11 Gedanken zu „Antrag Wahlprüfungsbeschwerde zu den Wahlen zum 19. Deutschen Bundestag

  1. Was ich seltsam finde ist das mehr als 6000 gegen den Rundfunkbeitrag unterschrieben haben,
    aber bei den anderen Anträgen kommen nur einige hundert Unterschriften zusammen.
    Wenn wir wirklich etwas erreichen wollen, dann muss das anders werden!

  2. Hierzu habe ich eine Frage, denn ich halte das für denklogisch fehlerhaft:

    “ es ist gleich, d. h. jeder Wähler hat eine Stimme und jede Stimme wiegt gleich; es wird geheim gewählt, d. h. das Wahlverfahren hat zu garantieren, dass der Wähler seine Stimme so abgeben kann, daß der Name des Abgeordneten, für den er seine Stimme abgibt, geheim bleibt (vgl. Dennewitz, Schneider in Bonner Kommentar, Art. 38 GG, II. Erl. 3.).“

    Nicht der Gewählte muss/darf geheim bleiben, denn er stellt sich gerade öffentlich zur Wahl, sondern nur der, der ihn gewählt hat, sonst wäre es keine direkte Wahl. Korrekt wäre da wohl
    „.., dass der Name dem Abgeordneten, für den er …“

    • Der Kandidat selbst bleibt auch nicht geheim. Geheim ist dem Kommentar nach, für welchen Kandidaten der einzelne Wähler seine Stimme abgibt, um so zu verhindern, dass exakt nachvollzogen werden kann, für wen der einzelne Wähler gestimmt hat.

      • Hallo,
        meine Frage: wenn ich meine Stimme abgebe kann ich sie doch nicht mehr nutzen oder doch?

        Auch das die Stimmen in eine „Urne“ kommen klingt unlogisch da jeder weiß das Urnen sozusagen den „Tod“ beinhalten.
        Ich bin kein Jurist, doch ich weiß das genau jene Berufsgruppe alles unternimmt um uns Bürger nicht mündig werden zu lassen. Außerdem verdrehen sie Worte und ein einfacher Bürger kann das kaum noch verstehen was sie uns andrehen.
        Da muss doch auch die Frage erlaubt sein, warum es keine Quotenregelung im Bezug auf die Berufsgruppen im „Bundestag“ gibt?
        60% Juristen, die haben von anderen Berufe nur einen begrenzten Einblick, also warum ist das wohl so?

        • Hallo Oliver,

          1. Man gibt mit der Stimme nicht sein weiteres Wahlrecht ab. Das Problem bei der Bundestagswahl ist, dass man zwei Stimmen für dieselbe Wahl abgibt.

          2. Ob das Behältnis, in dem die Stimmzettel gesammelt werden, Urne oder Tonne genannt wird, ist für die Wahl unerheblich.

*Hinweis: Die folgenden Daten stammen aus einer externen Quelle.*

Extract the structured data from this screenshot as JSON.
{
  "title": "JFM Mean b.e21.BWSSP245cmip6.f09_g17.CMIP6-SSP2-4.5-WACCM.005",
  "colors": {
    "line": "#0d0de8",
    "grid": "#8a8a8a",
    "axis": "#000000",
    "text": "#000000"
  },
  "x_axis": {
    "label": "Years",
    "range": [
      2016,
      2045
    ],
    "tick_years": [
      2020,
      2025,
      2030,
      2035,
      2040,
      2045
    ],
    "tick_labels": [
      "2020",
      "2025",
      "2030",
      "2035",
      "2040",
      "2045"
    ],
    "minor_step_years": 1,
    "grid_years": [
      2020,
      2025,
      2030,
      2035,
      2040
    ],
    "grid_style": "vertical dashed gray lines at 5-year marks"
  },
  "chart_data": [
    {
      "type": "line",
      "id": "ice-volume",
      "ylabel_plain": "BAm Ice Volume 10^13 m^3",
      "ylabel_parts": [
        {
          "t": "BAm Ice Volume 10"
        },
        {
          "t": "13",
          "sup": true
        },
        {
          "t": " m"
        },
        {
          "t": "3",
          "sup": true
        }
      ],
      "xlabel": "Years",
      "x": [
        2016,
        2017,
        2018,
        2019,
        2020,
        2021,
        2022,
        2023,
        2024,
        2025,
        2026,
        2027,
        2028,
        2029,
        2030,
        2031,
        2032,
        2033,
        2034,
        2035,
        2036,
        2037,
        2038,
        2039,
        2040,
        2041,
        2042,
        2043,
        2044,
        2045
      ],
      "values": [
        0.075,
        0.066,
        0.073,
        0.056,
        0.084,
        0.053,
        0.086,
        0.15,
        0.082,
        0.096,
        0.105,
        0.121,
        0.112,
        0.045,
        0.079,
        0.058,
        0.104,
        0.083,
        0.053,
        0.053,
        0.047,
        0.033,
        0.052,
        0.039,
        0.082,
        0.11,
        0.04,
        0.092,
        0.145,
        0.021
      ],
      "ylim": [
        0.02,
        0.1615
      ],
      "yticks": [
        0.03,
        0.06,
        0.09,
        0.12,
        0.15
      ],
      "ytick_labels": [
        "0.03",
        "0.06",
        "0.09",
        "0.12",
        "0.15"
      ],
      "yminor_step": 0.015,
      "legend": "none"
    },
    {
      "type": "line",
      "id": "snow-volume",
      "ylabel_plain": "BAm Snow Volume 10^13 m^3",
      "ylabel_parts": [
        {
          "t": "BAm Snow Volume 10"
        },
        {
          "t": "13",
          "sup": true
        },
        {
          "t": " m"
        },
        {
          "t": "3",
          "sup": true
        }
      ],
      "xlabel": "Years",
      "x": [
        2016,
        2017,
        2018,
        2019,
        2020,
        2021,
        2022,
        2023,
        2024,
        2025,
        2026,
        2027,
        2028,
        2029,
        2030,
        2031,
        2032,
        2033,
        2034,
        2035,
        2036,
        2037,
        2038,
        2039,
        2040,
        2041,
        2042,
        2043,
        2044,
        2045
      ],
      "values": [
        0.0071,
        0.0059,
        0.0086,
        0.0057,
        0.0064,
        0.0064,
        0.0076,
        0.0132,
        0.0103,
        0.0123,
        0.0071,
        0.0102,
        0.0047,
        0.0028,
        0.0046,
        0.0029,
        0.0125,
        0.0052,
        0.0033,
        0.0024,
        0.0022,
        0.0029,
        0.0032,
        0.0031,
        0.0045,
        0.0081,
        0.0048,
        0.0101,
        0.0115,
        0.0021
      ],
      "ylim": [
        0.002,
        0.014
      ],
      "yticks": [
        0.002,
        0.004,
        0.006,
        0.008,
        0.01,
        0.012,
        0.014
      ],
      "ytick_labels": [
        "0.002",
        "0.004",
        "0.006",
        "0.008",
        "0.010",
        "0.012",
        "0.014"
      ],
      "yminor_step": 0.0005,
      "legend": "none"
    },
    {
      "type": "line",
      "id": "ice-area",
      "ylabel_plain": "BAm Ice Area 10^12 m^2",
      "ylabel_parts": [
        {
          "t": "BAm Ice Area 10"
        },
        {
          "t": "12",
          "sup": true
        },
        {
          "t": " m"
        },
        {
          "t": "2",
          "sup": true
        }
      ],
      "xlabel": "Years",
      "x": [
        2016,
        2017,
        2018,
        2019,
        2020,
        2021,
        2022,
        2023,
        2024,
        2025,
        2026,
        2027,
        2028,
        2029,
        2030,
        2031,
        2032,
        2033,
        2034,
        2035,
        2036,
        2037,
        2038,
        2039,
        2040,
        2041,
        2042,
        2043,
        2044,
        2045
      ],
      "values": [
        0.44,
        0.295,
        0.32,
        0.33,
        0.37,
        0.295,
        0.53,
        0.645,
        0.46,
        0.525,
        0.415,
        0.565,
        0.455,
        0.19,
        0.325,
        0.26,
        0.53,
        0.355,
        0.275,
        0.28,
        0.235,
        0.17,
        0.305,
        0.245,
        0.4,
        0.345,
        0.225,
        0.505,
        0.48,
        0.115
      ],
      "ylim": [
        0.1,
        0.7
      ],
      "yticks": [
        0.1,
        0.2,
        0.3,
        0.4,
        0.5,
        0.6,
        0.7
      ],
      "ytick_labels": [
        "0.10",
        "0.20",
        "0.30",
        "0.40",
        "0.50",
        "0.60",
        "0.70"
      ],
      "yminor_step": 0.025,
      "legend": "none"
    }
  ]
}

          3. Warum es für die Bundestagswahl keine Quotenregelung gibt, liegt wohl daran, dass auf diese Weise eine Wahlenthaltung nicht zur Ungültigkeit einer Bundestagswahl führen kann. Damit nimmt man den Menschen einen beträchtlichen Teil ihrer Macht bei der Wahl.

  3. Aus dem Antragstext: Die Vorschrift des Art. 19 Abs. 2 GG, wonach die Grundrechte auch für inländische juristische Personen, wie politische Parteien, gelten, soweit sie ihrem Wesen nach auf diese anwendbar sind………
    Muss es nicht Artikel 19 Absatz 3 heißen???
    Artikel 19
    Absatz 3: Die Grundrechte gelten auch für inländische juristische Personen, soweit sie ihrem Wesen nach auf diese anwendbar sind.

    Habe ich einen Denkfehler oder hat der Fehlerteufel zugeschlagen?